Is privatisation of the UTI an answer?

It would seem so. But that process too may encounter resistance from entrenched vested interests. The UTI has served as a source of funding for promoters who might otherwise have not had much success in raising money from the public. It is difficult to see large sections of promoter combines which ruled the Indian corporate sector at one time, raising even a few crores of rupees from the Indian public at the present juncture. Yet their entrepreneurial ambitions, such as they are, must find an outlet.

Public financial institutions seem to be the only viable option. One can be sure they are not going to see these institutions being privatised without putting up a fight.

It is an unfortunate characteristic of all societies, both pluralistic and regimented ones, that the concept of ``rule by the few'' for the benefit of the masses is also inherently exploitative in nature.

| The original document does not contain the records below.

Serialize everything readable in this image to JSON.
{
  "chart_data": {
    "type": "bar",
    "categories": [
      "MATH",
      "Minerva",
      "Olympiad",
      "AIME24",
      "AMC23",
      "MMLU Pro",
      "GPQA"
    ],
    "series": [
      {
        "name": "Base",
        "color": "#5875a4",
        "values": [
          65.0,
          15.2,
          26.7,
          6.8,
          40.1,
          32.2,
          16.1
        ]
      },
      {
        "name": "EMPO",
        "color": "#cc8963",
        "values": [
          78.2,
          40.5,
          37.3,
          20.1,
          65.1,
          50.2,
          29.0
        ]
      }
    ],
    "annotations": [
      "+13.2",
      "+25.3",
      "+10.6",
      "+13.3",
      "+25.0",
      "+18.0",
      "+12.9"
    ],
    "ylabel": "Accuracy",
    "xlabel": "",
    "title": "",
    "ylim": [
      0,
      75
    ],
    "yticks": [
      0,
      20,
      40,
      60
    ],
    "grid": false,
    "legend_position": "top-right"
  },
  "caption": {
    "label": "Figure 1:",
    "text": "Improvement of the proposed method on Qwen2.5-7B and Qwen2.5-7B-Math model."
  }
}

All manner of informal alliances of a small minority get formed within the society with the sole aim of capturing a portion of the resources that accrue within the society.

Does the UTI management have anything by way of defence?

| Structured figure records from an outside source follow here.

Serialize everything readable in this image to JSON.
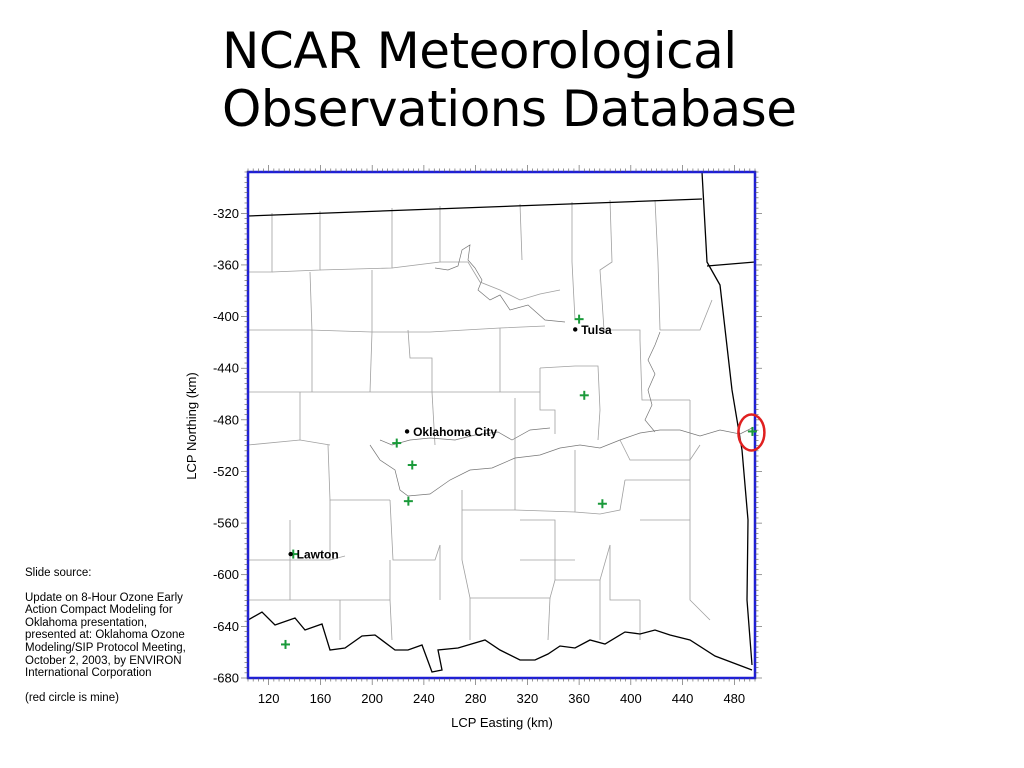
{
  "title": {
    "line1": "NCAR Meteorological",
    "line2": "Observations Database"
  },
  "map": {
    "x_axis": {
      "label": "LCP Easting (km)",
      "range": [
        104,
        496
      ],
      "ticks": [
        120,
        160,
        200,
        240,
        280,
        320,
        360,
        400,
        440,
        480
      ]
    },
    "y_axis": {
      "label": "LCP Northing (km)",
      "range": [
        -680,
        -288
      ],
      "ticks": [
        -320,
        -360,
        -400,
        -440,
        -480,
        -520,
        -560,
        -600,
        -640,
        -680
      ]
    },
    "cities": [
      {
        "name": "Tulsa",
        "x": 357,
        "y": -410
      },
      {
        "name": "Oklahoma City",
        "x": 227,
        "y": -489
      },
      {
        "name": "Lawton",
        "x": 137,
        "y": -584
      }
    ],
    "stations": [
      {
        "x": 360,
        "y": -402
      },
      {
        "x": 364,
        "y": -461
      },
      {
        "x": 219,
        "y": -498
      },
      {
        "x": 231,
        "y": -515
      },
      {
        "x": 228,
        "y": -543
      },
      {
        "x": 378,
        "y": -545
      },
      {
        "x": 139,
        "y": -584
      },
      {
        "x": 133,
        "y": -654
      },
      {
        "x": 494,
        "y": -489
      }
    ],
    "highlight": {
      "x": 494,
      "y": -489,
      "color": "#e02020"
    },
    "colors": {
      "frame": "#1f1fd6",
      "station": "#1a9a3a",
      "county_line": "#9a9a9a",
      "state_line": "#000000"
    }
  },
  "source_note": {
    "line1": "Slide source:",
    "body": "Update on 8-Hour Ozone Early Action Compact Modeling for Oklahoma presentation, presented at: Oklahoma Ozone Modeling/SIP Protocol Meeting, October 2, 2003, by ENVIRON International Corporation",
    "footnote": "(red circle is mine)"
  }
}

The UTI may have been guilty of some the worst examples of reckless selection of stocks for investment. But having said that, it must not be forgotten that the UTI does not exist in a vacuum. It is but a mirror image of the Indian corporate sector and a host of other investment/financial institutions themselves. This, then, is the crux of the matter.

If the UTI has had a miserable record in recent times, it is only because it cannot be immune to the problems that the corporate sector has faced and continues to face, in the post-liberalisation phase of the economy. Let us look at the performance of the corporate sector as a whole. According to the Centre for Monitoring Indian Economy, in 1993-94, a fairly wide cross section of corporate entities (numbering around 3,000) posted an average return of eight per cent on shareholder funds (CMIE Industry Financial Aggregates and Ratios, June 2001).

By 1999-2000, a similarly representative cross section of corporate entities analysed by the CMIE showed that the corporate sector posted a return of only three per cent. We need not go into the merits of the sample for its representative character. But this much seems pretty self-evident. There has been a steep decline in productivity of shareholders' funds. It would be futile to expect that the stock market will remain oblivious to this characteristic of declining returns on shareholder funds and not mark values down.

If that be the case, the premier investment institution which, after all, might be expected to carry an exposure in most if not all of entities covered in the CMIE sample too, cannot but fail to reflect such a lacklustre performance in its asset valuation.